Still Learning - Claire Allan
Last year I went to see a medium - which is something I do every now and again to convince myself there are higher powers at work out there. So we talked for a while about my writing and she told me how I was still learning, and still needed to learn more before I achieved the success I so dreamed of. Part of me - the big part labelled 'ego' - bristled at the notion that I had still more to learn.
Sure hadn't I written four books and had them published and (for the most part) received lovely reviews for them? I knew what I was doing, I thought as I crossed my arms with my lip petted and sat back to listen to her tell me what else the future would hold. With the hindsight of one year and a pretty intense writing /editing experience I have realised just how very arrogant I was to think I knew what I was at and to assume that because I had achieved a certain level of success there was no need for me to continue learning.
The simple truth is, all writers, are perpetually on a learning curve. If you want to be proud of your work, and challenge yourself with each new project, then you have to realise that you are a student. And being student means leaving your ego firmly at the door. That's not to say it is easy for us writers, especially those of us who have been doing it for a while, to leave our ego at the doors. While I write books so that they will be read (and hopefully enjoyed) by the general public, the writing process is at it's very core a solitary and personal experience.
When I write, and I know many writers who feel the same way, I put my heart and soul into a book. I am putting myself and my "talent" (and I'm cringing even suggesting I have a 'talent') out there for people to pour over and dissect.
If someone doesn't like a book that I write, the rational side of me is often shouted down by the side of me which sat up to three in the morning crying over my characters' latest escapades and who typed each and every word painstakingly onto the page.
Upon receiving a bad review the rational side of a writer knows that, simply put, you can't please all of the people all of the time. Sometimes a book simply won't resonate with a reader. It may not be their preferred genre. The neuroses of your main character may annoy them.

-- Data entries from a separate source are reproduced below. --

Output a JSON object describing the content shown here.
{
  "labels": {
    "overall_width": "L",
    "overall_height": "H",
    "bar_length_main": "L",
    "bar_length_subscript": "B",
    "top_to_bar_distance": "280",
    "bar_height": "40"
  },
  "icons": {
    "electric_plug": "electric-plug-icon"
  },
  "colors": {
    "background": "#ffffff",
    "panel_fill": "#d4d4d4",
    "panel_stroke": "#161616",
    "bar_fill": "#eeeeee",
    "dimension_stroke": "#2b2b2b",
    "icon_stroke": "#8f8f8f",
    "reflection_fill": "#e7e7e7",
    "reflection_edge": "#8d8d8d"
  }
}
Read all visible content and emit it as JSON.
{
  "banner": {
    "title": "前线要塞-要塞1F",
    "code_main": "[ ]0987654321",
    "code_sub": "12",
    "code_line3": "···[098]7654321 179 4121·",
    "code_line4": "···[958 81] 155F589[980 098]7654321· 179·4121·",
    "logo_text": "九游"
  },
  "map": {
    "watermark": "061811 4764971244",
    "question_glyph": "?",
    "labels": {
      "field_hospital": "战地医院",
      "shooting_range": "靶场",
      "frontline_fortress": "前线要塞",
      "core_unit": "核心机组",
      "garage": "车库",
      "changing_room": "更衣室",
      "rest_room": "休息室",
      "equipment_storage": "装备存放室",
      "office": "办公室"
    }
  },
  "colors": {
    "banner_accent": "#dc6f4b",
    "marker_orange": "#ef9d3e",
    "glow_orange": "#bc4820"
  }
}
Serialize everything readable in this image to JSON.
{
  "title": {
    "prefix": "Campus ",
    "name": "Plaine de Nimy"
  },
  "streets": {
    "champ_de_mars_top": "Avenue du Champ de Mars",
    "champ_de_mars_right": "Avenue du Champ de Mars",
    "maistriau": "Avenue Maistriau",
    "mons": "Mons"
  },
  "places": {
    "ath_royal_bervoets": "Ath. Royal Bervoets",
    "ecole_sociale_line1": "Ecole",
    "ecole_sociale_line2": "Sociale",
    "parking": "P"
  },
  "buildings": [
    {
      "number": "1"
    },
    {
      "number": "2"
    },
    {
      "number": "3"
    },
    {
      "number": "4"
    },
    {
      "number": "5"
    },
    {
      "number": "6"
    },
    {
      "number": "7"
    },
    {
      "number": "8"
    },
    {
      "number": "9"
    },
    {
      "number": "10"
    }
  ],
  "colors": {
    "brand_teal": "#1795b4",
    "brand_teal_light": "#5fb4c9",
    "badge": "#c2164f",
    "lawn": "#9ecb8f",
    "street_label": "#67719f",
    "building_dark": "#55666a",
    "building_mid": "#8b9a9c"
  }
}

They may be in a place in their lives when it wouldn't matter what you wrote, they just wouldn't like it anyway.
The irrational side of a writer just feels as if, personally, she has been slapped around the face with a soggy copy of her own book, handed a dunce's hat and told to stand in the corner until she has written something half decent. When you receive a pile of edits back from your editor - red penned and ready for your eye to cast over - it is easy to fall into the same funk. The thing is, the more books I read, the easier I thought it would become to take criticism, especially the constructive kind - but ego is a very fragile (and in my case hormonal and crabby) thing.
The further into my career I progressed, the more I would berate myself with a real dose "but you should know this by now" and then would sit in a paralysed state of depression until I was eventually able to write again. But as I said, the last year has taught me many things - not least that I'm certainly not alone in feeling paranoid about what I write. That I have an editor and an agent for a reason. That no writer is an island and perhaps the combined years of experience of both my editor and my agent can be utilised to my advantage. That writing support groups are brilliant and surrounding yourself with writer friends is essential because only writer friends really understand what you are going through. Most importantly I have realised hat I'm not the only writer in the world to receive a red-penned version of her/ his latest work and I won't be the last.
I've also accepted that just because sometimes it feels as if I can't do right for doing wrong, doesn't mean I'm broken in some way. The more you do as a writer, the more you want to do. I want each book to be better than the last. I want to push myself a little harder. I want to write a little better. When each and every book is finished I want to sit back, exhausted, but proud of what I have achieved.